= The Legend of Lakshmi Prasad =

2016 book by Twinkle Khanna

First edition (publ. Juggernaut Books)

The Legend of Lakshmi Prasad is a collection of four stories on feminism written by the Indian newspaper columnist, film producer, film actress and interior designer Twinkle Khanna. The book was published on 7 November 2016 by Juggernaut Books. It contains four stories: "The Legend of Lakshmi Prasad", "Salam, Noni Appa", "If the Weather Permits", and "The Sanitary Man of Sacred Land".

==Plot==
Story one is “The Legend of Lakshmi Prasad” which speaks about a girl who changes her village with her idea. The story speaks about society’s view on young girls.

Story two is “Salam, Noni Appa”. It is about relationships and finding love in old age. It speaks the wish of a person's heart is more important than the society's.

Story three “If the weather permits” is about women’s marriage. The story clearly states marry a woman only she is of perfect age irrespective of her wish or the society.

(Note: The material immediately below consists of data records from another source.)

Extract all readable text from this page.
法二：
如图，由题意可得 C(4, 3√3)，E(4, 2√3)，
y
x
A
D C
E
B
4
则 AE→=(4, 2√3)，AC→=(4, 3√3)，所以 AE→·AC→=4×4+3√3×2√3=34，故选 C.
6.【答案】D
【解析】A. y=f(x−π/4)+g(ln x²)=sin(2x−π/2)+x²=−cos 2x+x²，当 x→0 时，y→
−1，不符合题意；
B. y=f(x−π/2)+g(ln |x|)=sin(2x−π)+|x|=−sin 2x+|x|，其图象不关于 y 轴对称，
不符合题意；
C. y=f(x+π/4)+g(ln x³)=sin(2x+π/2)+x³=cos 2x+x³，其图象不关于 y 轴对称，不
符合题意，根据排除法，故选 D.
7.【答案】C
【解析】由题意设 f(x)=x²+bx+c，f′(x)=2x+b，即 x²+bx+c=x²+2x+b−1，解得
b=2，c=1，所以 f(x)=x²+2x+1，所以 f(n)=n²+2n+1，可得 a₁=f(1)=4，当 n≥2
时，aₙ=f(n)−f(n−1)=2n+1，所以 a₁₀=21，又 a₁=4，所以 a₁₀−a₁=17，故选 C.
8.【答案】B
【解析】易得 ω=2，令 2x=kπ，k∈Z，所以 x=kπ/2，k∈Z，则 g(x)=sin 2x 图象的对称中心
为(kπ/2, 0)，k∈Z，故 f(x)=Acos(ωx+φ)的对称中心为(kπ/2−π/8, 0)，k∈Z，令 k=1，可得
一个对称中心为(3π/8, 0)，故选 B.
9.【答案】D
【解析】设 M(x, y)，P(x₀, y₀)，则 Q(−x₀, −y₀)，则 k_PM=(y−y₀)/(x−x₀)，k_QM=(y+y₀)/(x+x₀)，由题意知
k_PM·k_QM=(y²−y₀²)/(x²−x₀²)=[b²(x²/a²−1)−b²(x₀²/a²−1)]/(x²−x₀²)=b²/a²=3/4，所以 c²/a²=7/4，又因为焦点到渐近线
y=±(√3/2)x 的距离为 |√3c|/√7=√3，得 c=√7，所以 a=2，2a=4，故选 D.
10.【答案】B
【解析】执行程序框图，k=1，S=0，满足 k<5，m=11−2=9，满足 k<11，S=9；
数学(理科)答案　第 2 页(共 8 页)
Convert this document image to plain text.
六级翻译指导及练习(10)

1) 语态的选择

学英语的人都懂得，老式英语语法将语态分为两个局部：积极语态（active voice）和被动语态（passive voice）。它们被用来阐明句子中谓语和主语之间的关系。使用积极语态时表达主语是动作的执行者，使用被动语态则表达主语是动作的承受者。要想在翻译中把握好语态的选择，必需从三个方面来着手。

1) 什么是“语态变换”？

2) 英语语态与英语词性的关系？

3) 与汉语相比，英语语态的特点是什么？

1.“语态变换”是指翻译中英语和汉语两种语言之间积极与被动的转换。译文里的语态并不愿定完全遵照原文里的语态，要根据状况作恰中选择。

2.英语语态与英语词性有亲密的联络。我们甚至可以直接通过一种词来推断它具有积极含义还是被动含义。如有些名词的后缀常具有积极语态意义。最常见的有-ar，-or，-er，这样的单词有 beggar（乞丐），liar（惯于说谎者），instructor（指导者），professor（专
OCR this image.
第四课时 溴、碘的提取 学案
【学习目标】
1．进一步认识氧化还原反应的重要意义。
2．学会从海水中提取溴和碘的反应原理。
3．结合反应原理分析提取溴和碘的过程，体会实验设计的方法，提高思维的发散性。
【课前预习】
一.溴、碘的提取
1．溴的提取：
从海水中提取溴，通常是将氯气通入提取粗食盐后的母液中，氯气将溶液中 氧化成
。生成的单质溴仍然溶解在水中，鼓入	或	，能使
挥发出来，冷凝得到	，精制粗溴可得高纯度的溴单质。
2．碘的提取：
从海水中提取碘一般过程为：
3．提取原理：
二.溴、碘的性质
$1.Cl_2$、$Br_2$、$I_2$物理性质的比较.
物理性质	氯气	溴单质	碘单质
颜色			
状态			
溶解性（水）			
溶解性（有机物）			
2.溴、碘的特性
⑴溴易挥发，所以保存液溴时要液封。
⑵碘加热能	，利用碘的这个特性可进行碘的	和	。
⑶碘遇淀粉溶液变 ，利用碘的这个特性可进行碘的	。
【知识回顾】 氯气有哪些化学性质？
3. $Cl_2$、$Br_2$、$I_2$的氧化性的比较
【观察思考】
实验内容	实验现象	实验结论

Story four “The Sanitary Man of Sacred Land” is about a man who produces sanitary napkins at a low cost. It is based on the true story of Tamil Nadu activist Arunachalam Muruganantham. In 2018, it has been made into a movie, Pad Man, directed by R. Balki and starring Akshay Kumar, telling how the sanitary man makes sanitary pads for his wife and solved the whole village menstrual problems at low cost.

==Launch==
The book was launched by Twinkle Khanna and her friend Karan Johar in an event hosted by themselves. Twinkle Khanna explained that her book is about feminism and the taboos of society. Twinkle Khanna said in an interview “I would say: People are reading many many bad books in large numbers, so read my book because it’s good!"

==Reception==
The Times of Indias reviewer opined that "the book is a neat slice of life and we shall savour it till the end". Hindustan Times took notice of the "sensitive, humorous and eminently readable stories". Critic from The Hindu remarked that the book was "sprinkled with fine wit and represent great cultural commentary." It reached second place in Amazon's pre-release list and several filmmakers contacted her to gain its film rights.

Khanna won the India Today Woman Writer of the Year 2017 and Bangalore Literature Festival—Popular Choice Award for this book. The collection sold more than 100,000 copies within the first year of its release. The Salaam Noni Appa story was adapted into a play with Lillete Dubey in the lead and The Sanitary Man of Sacred Land led to a film Pad Man, in which Khanna's husband Akshay Kumar plays the role of Arunachalam Muruganantham.